The process of restoring the Victory involves revisiting the original construction techniques.
With the aid of specially commissioned photographs and an authoritative narrative, the reader is taken below decks to discover the innermost workings of the Victory. There are chapters on how to sail an 18th century man-of-war, gunnery and tactics, and the conservation work to ensure the Victory lasts well into the 21st century.
The HMS Victory Manual is published with the full cooperation of the Royal Navy.
The HMS Victory is probably the most famous surviving historic warship in the world, and the HMS Victory Manual covers everything from the ship's colourful history as flagship to Admiral Lord Nelson, to her modern-day conservation in Portsmouth's Royal Navy Dockyard.
This spectacular vessel was operational for 34 years and suffered through several wars.

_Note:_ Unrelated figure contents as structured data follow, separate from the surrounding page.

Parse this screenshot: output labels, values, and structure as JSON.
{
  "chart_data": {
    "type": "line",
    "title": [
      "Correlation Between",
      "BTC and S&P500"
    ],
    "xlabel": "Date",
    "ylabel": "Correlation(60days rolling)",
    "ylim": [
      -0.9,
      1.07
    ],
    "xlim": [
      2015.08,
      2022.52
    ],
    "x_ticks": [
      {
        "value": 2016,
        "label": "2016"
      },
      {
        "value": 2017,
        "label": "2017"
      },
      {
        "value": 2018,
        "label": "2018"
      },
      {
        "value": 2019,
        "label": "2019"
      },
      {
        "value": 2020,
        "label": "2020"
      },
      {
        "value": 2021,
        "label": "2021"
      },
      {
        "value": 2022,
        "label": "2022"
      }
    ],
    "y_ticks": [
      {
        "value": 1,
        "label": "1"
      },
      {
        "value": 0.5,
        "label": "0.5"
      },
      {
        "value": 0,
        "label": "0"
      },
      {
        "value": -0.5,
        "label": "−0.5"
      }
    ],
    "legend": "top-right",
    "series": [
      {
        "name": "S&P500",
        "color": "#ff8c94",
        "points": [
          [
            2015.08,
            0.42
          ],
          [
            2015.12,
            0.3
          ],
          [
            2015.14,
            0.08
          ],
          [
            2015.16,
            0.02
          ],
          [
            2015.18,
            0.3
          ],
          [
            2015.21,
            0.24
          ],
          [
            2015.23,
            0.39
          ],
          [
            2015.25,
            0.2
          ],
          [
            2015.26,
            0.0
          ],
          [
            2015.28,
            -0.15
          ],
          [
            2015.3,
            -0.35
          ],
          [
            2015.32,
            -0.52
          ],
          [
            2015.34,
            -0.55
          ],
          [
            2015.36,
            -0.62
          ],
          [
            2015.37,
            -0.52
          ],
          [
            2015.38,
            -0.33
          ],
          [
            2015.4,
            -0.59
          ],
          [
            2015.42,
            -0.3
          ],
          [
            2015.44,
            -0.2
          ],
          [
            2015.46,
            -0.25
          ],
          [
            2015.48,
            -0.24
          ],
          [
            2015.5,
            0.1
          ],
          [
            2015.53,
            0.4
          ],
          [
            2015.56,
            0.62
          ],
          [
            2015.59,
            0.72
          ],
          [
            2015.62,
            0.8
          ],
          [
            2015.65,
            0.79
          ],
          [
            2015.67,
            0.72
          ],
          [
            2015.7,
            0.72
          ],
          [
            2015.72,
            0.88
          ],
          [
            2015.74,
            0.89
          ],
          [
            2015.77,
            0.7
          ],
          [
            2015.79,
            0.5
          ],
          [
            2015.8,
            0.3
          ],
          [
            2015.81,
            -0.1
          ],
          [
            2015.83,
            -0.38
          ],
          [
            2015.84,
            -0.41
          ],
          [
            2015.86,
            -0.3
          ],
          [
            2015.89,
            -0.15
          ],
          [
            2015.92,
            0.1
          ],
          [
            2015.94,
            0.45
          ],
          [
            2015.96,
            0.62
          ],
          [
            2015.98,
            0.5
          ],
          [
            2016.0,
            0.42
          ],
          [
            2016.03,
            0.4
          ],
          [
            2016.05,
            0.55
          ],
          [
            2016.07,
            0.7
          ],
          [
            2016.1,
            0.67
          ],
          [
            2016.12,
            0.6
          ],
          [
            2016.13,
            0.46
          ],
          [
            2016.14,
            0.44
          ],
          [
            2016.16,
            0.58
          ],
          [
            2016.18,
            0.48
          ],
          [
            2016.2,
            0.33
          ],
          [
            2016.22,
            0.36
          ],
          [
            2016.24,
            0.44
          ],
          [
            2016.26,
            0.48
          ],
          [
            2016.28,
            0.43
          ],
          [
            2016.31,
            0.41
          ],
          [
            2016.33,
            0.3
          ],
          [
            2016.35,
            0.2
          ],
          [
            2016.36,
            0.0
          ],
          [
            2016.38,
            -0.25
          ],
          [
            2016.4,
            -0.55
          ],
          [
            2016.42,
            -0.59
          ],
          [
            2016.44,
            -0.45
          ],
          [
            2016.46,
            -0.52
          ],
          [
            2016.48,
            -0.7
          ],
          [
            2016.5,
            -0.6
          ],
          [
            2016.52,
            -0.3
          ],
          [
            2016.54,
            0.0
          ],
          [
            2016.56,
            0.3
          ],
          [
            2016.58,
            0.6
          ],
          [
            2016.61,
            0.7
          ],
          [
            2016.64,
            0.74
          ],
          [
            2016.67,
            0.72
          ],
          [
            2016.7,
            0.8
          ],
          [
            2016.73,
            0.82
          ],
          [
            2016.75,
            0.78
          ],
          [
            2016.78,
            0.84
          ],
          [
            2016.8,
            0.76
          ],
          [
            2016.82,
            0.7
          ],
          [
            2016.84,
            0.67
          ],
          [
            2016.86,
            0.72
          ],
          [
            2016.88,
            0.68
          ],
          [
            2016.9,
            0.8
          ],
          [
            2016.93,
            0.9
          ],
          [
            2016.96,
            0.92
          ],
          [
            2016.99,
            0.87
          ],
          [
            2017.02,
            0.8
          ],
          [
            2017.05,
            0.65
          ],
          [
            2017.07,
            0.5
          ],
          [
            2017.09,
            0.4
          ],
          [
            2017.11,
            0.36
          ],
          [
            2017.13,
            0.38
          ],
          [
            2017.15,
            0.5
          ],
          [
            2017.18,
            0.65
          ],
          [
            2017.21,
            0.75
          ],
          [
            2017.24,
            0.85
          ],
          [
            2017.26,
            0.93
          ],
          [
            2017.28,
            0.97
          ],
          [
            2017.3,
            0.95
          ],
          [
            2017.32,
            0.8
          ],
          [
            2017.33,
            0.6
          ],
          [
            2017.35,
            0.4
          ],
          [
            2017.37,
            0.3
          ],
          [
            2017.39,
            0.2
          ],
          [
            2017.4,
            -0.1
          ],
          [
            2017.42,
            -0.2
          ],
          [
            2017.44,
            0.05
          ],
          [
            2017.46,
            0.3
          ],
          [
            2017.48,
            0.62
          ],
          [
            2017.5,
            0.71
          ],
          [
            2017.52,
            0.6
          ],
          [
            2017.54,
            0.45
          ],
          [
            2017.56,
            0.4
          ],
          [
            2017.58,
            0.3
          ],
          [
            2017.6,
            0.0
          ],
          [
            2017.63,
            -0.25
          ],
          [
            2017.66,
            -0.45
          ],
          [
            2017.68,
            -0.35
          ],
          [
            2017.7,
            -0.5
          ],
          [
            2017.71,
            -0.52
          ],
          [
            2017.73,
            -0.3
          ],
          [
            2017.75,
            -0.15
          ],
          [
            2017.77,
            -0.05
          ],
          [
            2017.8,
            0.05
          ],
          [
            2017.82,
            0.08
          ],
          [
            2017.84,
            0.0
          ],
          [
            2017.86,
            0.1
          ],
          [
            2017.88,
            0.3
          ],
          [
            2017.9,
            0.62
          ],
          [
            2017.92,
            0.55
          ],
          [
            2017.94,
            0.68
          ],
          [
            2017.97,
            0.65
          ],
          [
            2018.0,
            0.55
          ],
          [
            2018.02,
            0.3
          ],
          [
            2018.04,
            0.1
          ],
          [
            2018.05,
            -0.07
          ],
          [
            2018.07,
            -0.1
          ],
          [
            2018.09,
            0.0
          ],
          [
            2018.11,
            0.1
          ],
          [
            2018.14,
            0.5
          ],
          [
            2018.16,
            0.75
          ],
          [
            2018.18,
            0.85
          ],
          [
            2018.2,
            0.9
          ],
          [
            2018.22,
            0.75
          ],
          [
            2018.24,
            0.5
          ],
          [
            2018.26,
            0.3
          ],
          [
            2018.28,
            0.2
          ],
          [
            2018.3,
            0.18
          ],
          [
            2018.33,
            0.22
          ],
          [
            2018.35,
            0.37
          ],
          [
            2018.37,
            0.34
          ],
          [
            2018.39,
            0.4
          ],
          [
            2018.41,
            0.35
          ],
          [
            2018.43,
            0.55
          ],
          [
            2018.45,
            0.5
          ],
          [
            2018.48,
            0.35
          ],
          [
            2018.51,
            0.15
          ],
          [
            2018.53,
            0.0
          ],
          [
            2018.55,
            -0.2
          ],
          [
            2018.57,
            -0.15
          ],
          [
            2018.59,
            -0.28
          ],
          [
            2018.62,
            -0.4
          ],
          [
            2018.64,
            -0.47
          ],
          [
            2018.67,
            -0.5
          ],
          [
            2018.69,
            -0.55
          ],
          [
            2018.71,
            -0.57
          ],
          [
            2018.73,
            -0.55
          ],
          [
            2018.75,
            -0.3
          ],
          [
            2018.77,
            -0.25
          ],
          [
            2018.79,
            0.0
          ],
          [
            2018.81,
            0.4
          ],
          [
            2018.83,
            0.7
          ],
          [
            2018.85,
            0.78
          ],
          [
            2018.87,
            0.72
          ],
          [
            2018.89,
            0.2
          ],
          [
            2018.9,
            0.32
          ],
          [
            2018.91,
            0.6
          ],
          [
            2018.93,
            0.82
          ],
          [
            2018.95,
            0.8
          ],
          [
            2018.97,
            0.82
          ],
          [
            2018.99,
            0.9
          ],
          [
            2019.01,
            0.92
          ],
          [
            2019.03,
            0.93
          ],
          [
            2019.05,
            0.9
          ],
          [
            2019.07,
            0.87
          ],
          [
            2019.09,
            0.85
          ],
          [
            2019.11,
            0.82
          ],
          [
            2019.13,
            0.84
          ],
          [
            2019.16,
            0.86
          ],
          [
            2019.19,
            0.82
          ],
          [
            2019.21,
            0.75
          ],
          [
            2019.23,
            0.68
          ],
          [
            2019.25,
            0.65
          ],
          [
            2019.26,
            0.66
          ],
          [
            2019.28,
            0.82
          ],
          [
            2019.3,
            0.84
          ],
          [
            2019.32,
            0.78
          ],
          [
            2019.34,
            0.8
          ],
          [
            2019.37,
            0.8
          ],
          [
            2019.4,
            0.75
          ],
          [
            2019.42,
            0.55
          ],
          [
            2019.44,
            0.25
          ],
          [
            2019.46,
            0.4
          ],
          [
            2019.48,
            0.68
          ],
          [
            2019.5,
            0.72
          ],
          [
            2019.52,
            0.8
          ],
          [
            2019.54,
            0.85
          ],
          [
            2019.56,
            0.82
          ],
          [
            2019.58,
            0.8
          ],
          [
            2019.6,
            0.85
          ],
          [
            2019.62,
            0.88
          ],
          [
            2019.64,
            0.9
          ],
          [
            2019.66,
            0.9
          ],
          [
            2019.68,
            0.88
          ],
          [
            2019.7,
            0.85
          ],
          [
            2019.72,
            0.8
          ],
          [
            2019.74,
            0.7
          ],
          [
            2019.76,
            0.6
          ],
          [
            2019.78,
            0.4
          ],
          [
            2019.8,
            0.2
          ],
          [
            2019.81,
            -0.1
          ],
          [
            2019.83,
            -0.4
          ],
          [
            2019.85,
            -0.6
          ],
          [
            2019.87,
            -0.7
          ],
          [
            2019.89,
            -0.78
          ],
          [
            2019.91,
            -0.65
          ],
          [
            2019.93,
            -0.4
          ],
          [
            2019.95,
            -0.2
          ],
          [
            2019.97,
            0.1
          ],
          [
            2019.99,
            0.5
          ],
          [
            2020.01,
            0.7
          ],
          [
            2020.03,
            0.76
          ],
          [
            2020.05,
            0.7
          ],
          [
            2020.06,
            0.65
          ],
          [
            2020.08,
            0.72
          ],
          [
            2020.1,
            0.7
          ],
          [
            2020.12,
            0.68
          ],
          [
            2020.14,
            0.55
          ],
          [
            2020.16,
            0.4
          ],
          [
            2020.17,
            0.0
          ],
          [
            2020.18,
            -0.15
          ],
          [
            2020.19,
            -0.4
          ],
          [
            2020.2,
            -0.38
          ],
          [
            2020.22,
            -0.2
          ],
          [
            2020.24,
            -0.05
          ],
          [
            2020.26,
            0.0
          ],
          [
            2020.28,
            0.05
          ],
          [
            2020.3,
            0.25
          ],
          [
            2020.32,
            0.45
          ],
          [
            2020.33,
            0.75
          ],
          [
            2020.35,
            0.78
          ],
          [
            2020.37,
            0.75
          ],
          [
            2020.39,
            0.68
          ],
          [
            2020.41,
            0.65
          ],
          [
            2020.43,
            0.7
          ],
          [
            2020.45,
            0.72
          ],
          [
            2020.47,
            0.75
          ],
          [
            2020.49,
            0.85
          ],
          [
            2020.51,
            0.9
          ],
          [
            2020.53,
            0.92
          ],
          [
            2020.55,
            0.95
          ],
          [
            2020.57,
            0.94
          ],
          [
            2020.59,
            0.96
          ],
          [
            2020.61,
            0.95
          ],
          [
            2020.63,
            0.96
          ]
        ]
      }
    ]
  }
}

Her most famous moment was during the 1805 Battle of Trafalgar when Admiral Lord Nelson was killed by a sniper's bullet on her quarter deck. The HMS Victory Manual explores the ship's operation history from 1765 to her retirement in 1812.
The HMS Victory Manual gives intriguing insights into how this magnificent feat of engineering was constructed, and looks in detail at her anatomy, including the masts, rigging, sails, steering, anchors and of course, weaponry. Day-to-day life onboard the ship is told through the words of those who were sailing, maintaining and fighting aboard her - the captain and seamen.
Today the Victory has a dual role as the flagship of the Royal Navy's Commander-in-Chief Naval Home Command and as a living museum to the Georgian navy. The HMS Victory Manual examines the conservation techniques and problems that have been faced along the road to restoration.
Peter K. Goodwin served in the Royal Navy before pursuing a career as a maritime historian and author. He was appointed the first Keeper and Curator of HMS Victory in 1991. Peter has also worked as historical advisor for the film Master and Commander and the Hornblower series.